Recommendations:
Use an isolated management network to provide communication between the OpenStack Networking services and other OpenStack core services to mitigate spoofing and tampering attacks.
Enable security groups to specify the type of traffic and a direction
(ingress/egress) that is allowed to pass through a virtual interface port.
Disable security groups in Compute service and proxy all security group
calls to Networking API. To do that, set firewall_driver
to
nova.virt.firewall.NoopFirewallDriver
to prevent nova-compute
from
performing iptables-based filtering; security_group_api
to neutron
to have all security group requests proxied to Networking service.
Secure Networking API endpoint through TLS 1.2 or later. Use TLS 1.2 or later with available stack of ciphers. For example, you can use DHE-RSA-AES256-GCM-SHA384 cipher with DH public key size 3072 bit and private key size 256. In case of ECC, use TLS_ECDHE_RSA_WITH_AES_256_CBC_SHA384 cipher with a 256 bits DH key length using elliptic curves.
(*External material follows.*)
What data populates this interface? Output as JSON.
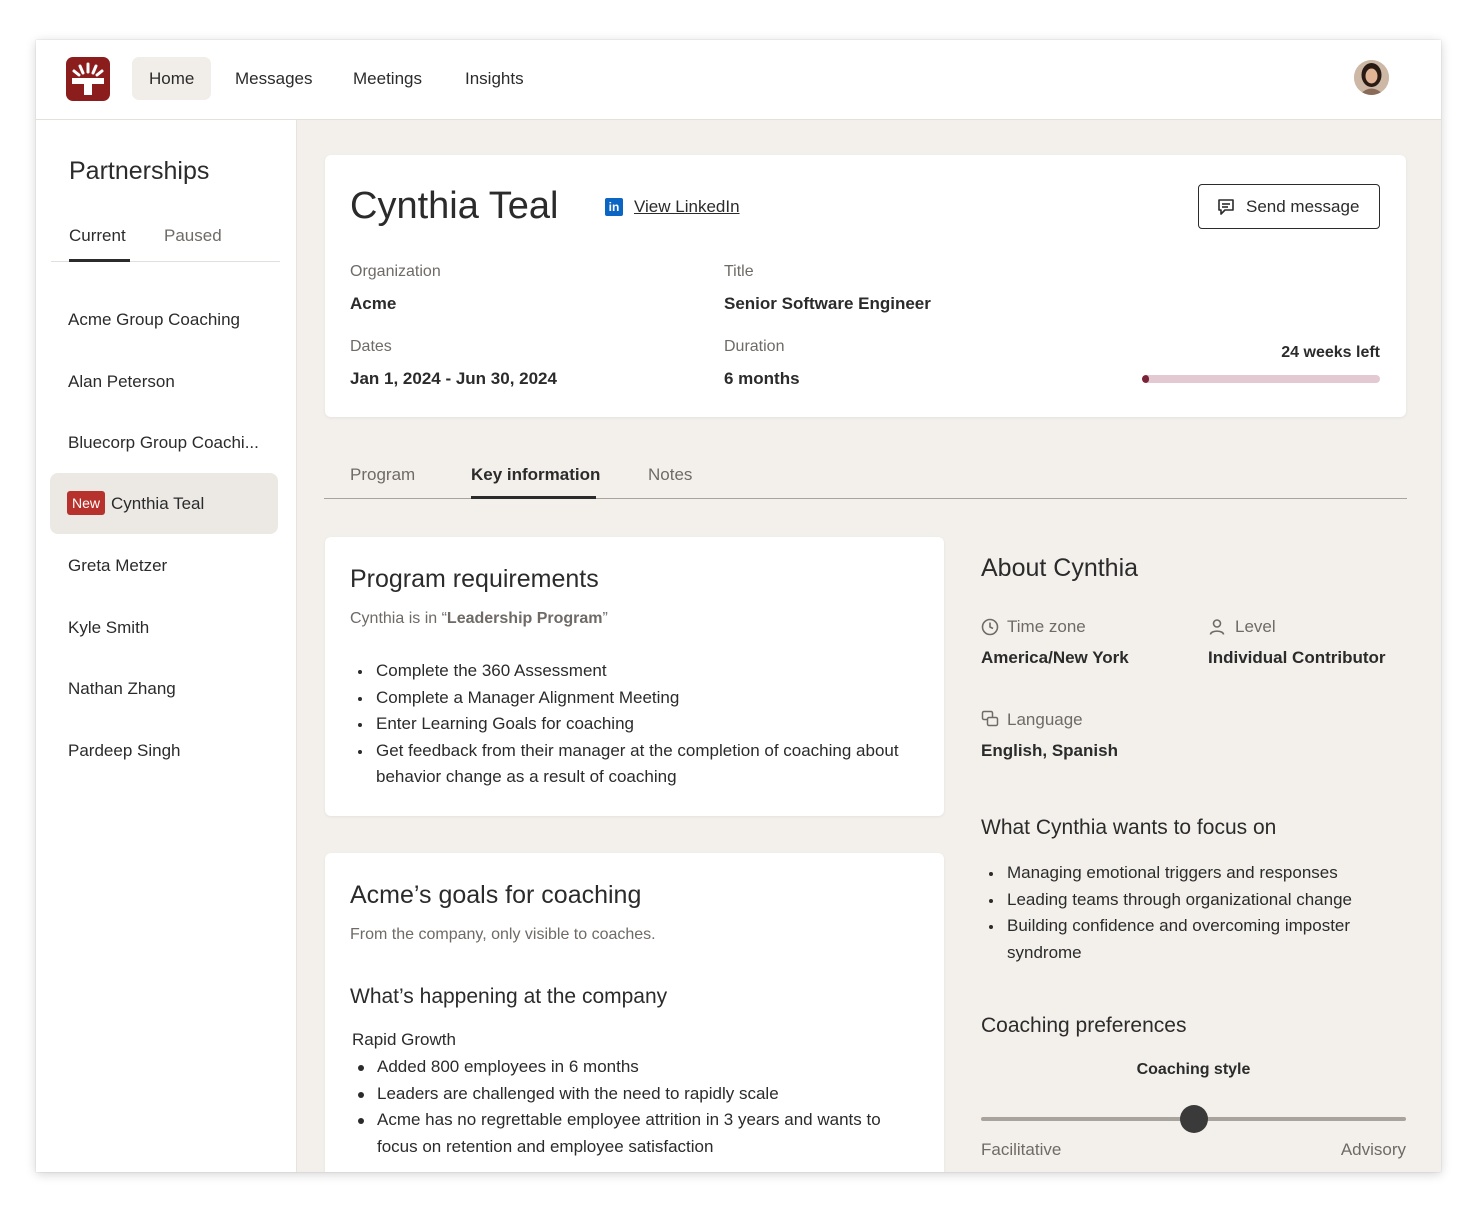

SP800-131A approves AES-128, 192, 256 bits encryption to mitigate information disclosure threat. See the Cryptography introduction section above.
Keep private keys secure on API endpoints by using appropriate file permissions and other controls to mitigate information disclosure threat.
Define a network policy enforcement (RBAC) to Networking-related actions,
depending on customer’s requirements, policy, and use case to mitigate
EoP threat. Customize the Networking policy.json
file.
Networking service separates projects by utilizing iptables along with
ebtables
rules. These rules prevents MAC and ARP spoofing attacks
on virtual
or NFV L2 layer.
Configure per-tenant quotas for L2 and L3 resources and security groups for projects to avoid overconsumption of network resources and mitigate DoS attacks. See OpenStack Admin Guide for basic quotas configuration.